The Rows are perhaps the most important visual representation of Chester.  They are very unique in both their design and their antiquity.  The best way to describe it would be:

They consist of buildings with shops or dwellings on the lowest two storeys. The shops or dwellings on the ground floor are often lower than the street and are entered by steps, which sometimes lead to a crypt-like vault. Those on the first floor are entered behind a continuous walkway, often with a sloping shelf between the walkway and the railings overlooking the street.  — courtesy of Wikipedia

In the picture above, you can see the white picket railings of the “continuous walkways” and the tops of the signs for the shops below them.  The walkways ingeniously allow you to shop and walk throughout the city while keeping dry, since rain is an ever-present (although not unpleasant) part of life in Northern England.  The Rows themselves date from the 17th century, although most were built far more recently, in Victorian times.

The Crypt
The Crypt, a pub in The Rows dating back to A.D. 1180. Yes, it really was a crypt at one time.

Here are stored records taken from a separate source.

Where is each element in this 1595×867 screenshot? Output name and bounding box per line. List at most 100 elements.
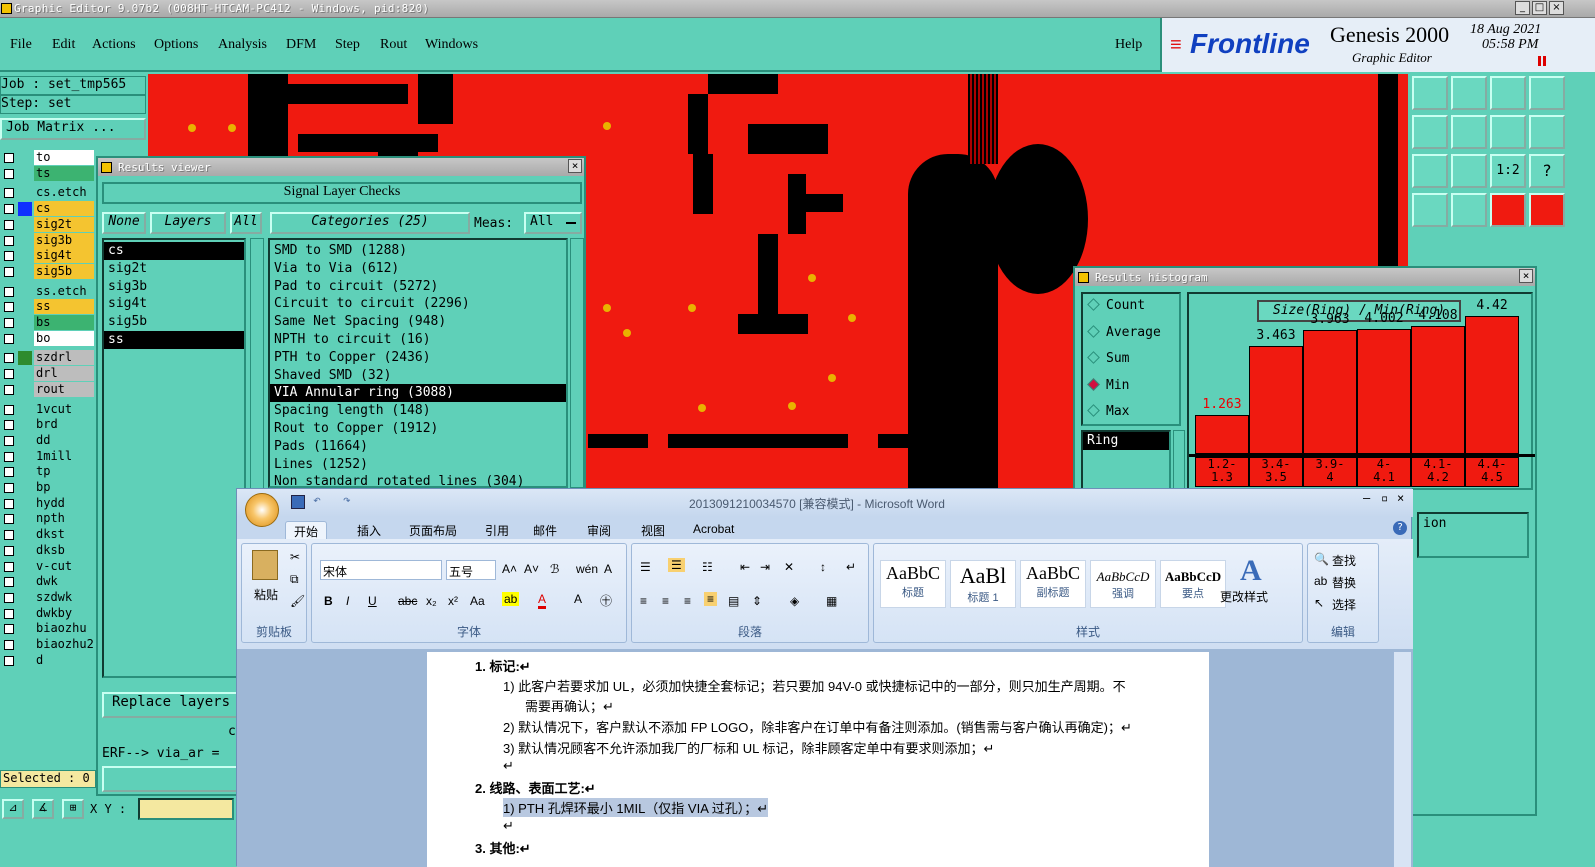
superscript-icon[interactable]: x²	[448, 594, 458, 608]
list-item[interactable]: Ring	[1083, 432, 1169, 450]
office-button-icon[interactable]	[245, 493, 279, 527]
borders-icon[interactable]: ▦	[826, 594, 837, 608]
layer-row[interactable]: dkst	[0, 527, 96, 543]
layer-name[interactable]: szdwk	[34, 589, 94, 605]
layer-color-swatch[interactable]	[18, 316, 32, 330]
job-matrix-button[interactable]: Job Matrix ...	[0, 118, 146, 140]
layer-checkbox[interactable]	[4, 435, 14, 446]
layer-checkbox[interactable]	[4, 655, 14, 666]
layer-checkbox[interactable]	[4, 353, 14, 364]
ribbon-tab[interactable]: 审阅	[579, 521, 619, 540]
layer-checkbox[interactable]	[4, 640, 14, 650]
layer-row[interactable]: drl	[0, 366, 96, 382]
layer-name[interactable]: dwkby	[34, 605, 94, 621]
ribbon-tab[interactable]: 视图	[633, 521, 673, 540]
menu-step[interactable]: Step	[335, 37, 360, 53]
layer-name[interactable]: sig2t	[34, 216, 94, 232]
layer-checkbox[interactable]	[4, 168, 14, 179]
layer-color-swatch[interactable]	[18, 217, 32, 232]
category-item[interactable]: NPTH to circuit (16)	[270, 331, 566, 349]
histogram-bar[interactable]	[1303, 330, 1357, 454]
layer-checkbox[interactable]	[4, 561, 14, 572]
none-button[interactable]: None	[102, 212, 146, 234]
layer-checkbox[interactable]	[4, 514, 14, 525]
layer-color-swatch[interactable]	[18, 606, 32, 621]
measure-icon[interactable]	[1412, 193, 1448, 227]
measure-tool-icon[interactable]: ∡	[32, 799, 54, 819]
bullets-icon[interactable]: ☰	[640, 560, 651, 574]
category-item[interactable]: Rout to Copper (1912)	[270, 420, 566, 438]
radio-icon[interactable]	[1087, 298, 1100, 311]
zoom-tool-icon[interactable]: ⊿	[2, 799, 24, 819]
result-layer-item[interactable]: sig2t	[104, 260, 244, 278]
layer-row[interactable]: dwk	[0, 574, 96, 590]
menu-analysis[interactable]: Analysis	[218, 37, 267, 53]
document-page[interactable]: 1. 标记:↵ 1) 此客户若要求加 UL，必须加快捷全套标记；若只要加 94V…	[427, 652, 1209, 867]
redo-icon[interactable]: ↷	[343, 493, 351, 508]
layer-row[interactable]: sig5b	[0, 263, 96, 280]
menu-options[interactable]: Options	[154, 37, 198, 53]
category-item[interactable]: SMD to SMD (1288)	[270, 242, 566, 260]
decrease-indent-icon[interactable]: ⇤	[740, 560, 750, 574]
save-icon[interactable]	[1451, 76, 1487, 110]
layer-checkbox[interactable]	[4, 592, 14, 603]
layer-color-swatch[interactable]	[18, 622, 32, 637]
help-icon[interactable]: ?	[1393, 521, 1407, 535]
layer-color-swatch[interactable]	[18, 559, 32, 574]
layer-results-list[interactable]: cs sig2t sig3b sig4t sig5b ss	[102, 238, 246, 678]
layer-checkbox[interactable]	[4, 608, 14, 619]
layer-color-swatch[interactable]	[18, 166, 32, 181]
ribbon-tab[interactable]: 页面布局	[401, 521, 465, 540]
line-spacing-icon[interactable]: ⇕	[752, 594, 762, 608]
layer-name[interactable]: 1vcut	[34, 401, 94, 417]
char-border-icon[interactable]: A	[604, 562, 612, 576]
layer-color-swatch[interactable]	[18, 284, 32, 299]
enclose-char-icon[interactable]: ㊉	[600, 592, 612, 609]
histogram-bar[interactable]	[1411, 326, 1465, 454]
ribbon-tab[interactable]: Acrobat	[685, 521, 742, 537]
layer-row[interactable]: npth	[0, 511, 96, 527]
style-item[interactable]: AaBbC 标题	[880, 560, 946, 608]
categories-button[interactable]: Categories (25)	[270, 212, 470, 234]
layer-name[interactable]: sig5b	[34, 263, 94, 279]
select-button[interactable]: 选择	[1332, 596, 1356, 613]
ribbon-tab[interactable]: 引用	[477, 521, 517, 540]
close-button[interactable]: ×	[1549, 1, 1564, 15]
layer-row[interactable]: szdwk	[0, 589, 96, 606]
meas-dropdown[interactable]: All	[524, 212, 582, 234]
layer-row[interactable]: hydd	[0, 495, 96, 512]
menu-edit[interactable]: Edit	[52, 37, 75, 53]
layer-row[interactable]: d	[0, 652, 96, 669]
layer-name[interactable]: dwk	[34, 574, 94, 590]
layer-checkbox[interactable]	[4, 451, 14, 462]
layer-color-swatch[interactable]	[18, 449, 32, 464]
asian-layout-icon[interactable]: ✕	[784, 560, 794, 574]
layer-checkbox[interactable]	[4, 577, 14, 588]
layer-checkbox[interactable]	[4, 530, 14, 541]
select-icon[interactable]: ↖	[1314, 596, 1324, 610]
layer-checkbox[interactable]	[4, 302, 14, 313]
highlight-icon[interactable]: ab	[502, 592, 520, 606]
layer-checkbox[interactable]	[4, 420, 14, 431]
layer-name[interactable]: to	[34, 150, 94, 165]
layer-color-swatch[interactable]	[18, 512, 32, 527]
window-icon[interactable]	[1529, 76, 1565, 110]
ribbon-tab[interactable]: 邮件	[525, 521, 565, 540]
menu-actions[interactable]: Actions	[92, 37, 136, 53]
pause-icon[interactable]	[1538, 56, 1546, 66]
menu-rout[interactable]: Rout	[380, 37, 407, 53]
layer-color-swatch[interactable]	[18, 264, 32, 279]
layer-checkbox[interactable]	[4, 286, 14, 297]
vertical-scrollbar[interactable]	[1393, 652, 1411, 867]
result-layer-item[interactable]: sig3b	[104, 278, 244, 296]
layer-checkbox[interactable]	[4, 204, 14, 215]
result-layer-item[interactable]: ss	[104, 330, 244, 349]
replace-icon[interactable]: ab	[1314, 574, 1327, 588]
fit-vertical-icon[interactable]	[1412, 154, 1448, 188]
layer-color-swatch[interactable]	[18, 300, 32, 315]
layer-name[interactable]: sig4t	[34, 248, 94, 264]
category-item[interactable]: VIA Annular ring (3088)	[270, 384, 566, 403]
layer-row[interactable]: 1vcut	[0, 401, 96, 418]
bin-label[interactable]: 1.2- 1.3	[1195, 457, 1249, 487]
minimize-button[interactable]: –	[1363, 491, 1370, 505]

This part of town also houses the most exquisite restaurants and pubs.  Richard and I had a terrible time choosing where to eat lunch and finally settled on, of all things, a French bistro that was absolutely heaving with people.  By this point in our trip, we’d had plenty of meat pies and heavy ales and desired something a bit lighter.  French bistro food sounded ideal.

Easter Time
We shall never forget what time of year we visited England…

We found a table for ourselves on the first storey (second floor, to us Amurricans) of cafe f.b., Boulangerie et Cafe Françaís on Northgate Street.  Their menu was simple and straighforward: an assortment of freshly-made sandwiches served with the soup du jour, potato-leek.  I went with the bacon and Brie sandwich, along with a cup of tea to warm my bones back to normal body temperature.  The sandwich was every bit as delicious as you’d expect something with those ingredients to be: toasty French bread, with thick, dusky strips of English bacon (so different from our own) and hot, bubbly hunks of Brie on top, melting down to the plate.  The potato-leek soup was heavy yet fresh, thanks to the strong taste of the leeks.  It was the perfect meal to fuel us on a cold, rainy English afternoon with much more walking ahead.

Fruit Stand
Fruit stands throughout the city, at every turn.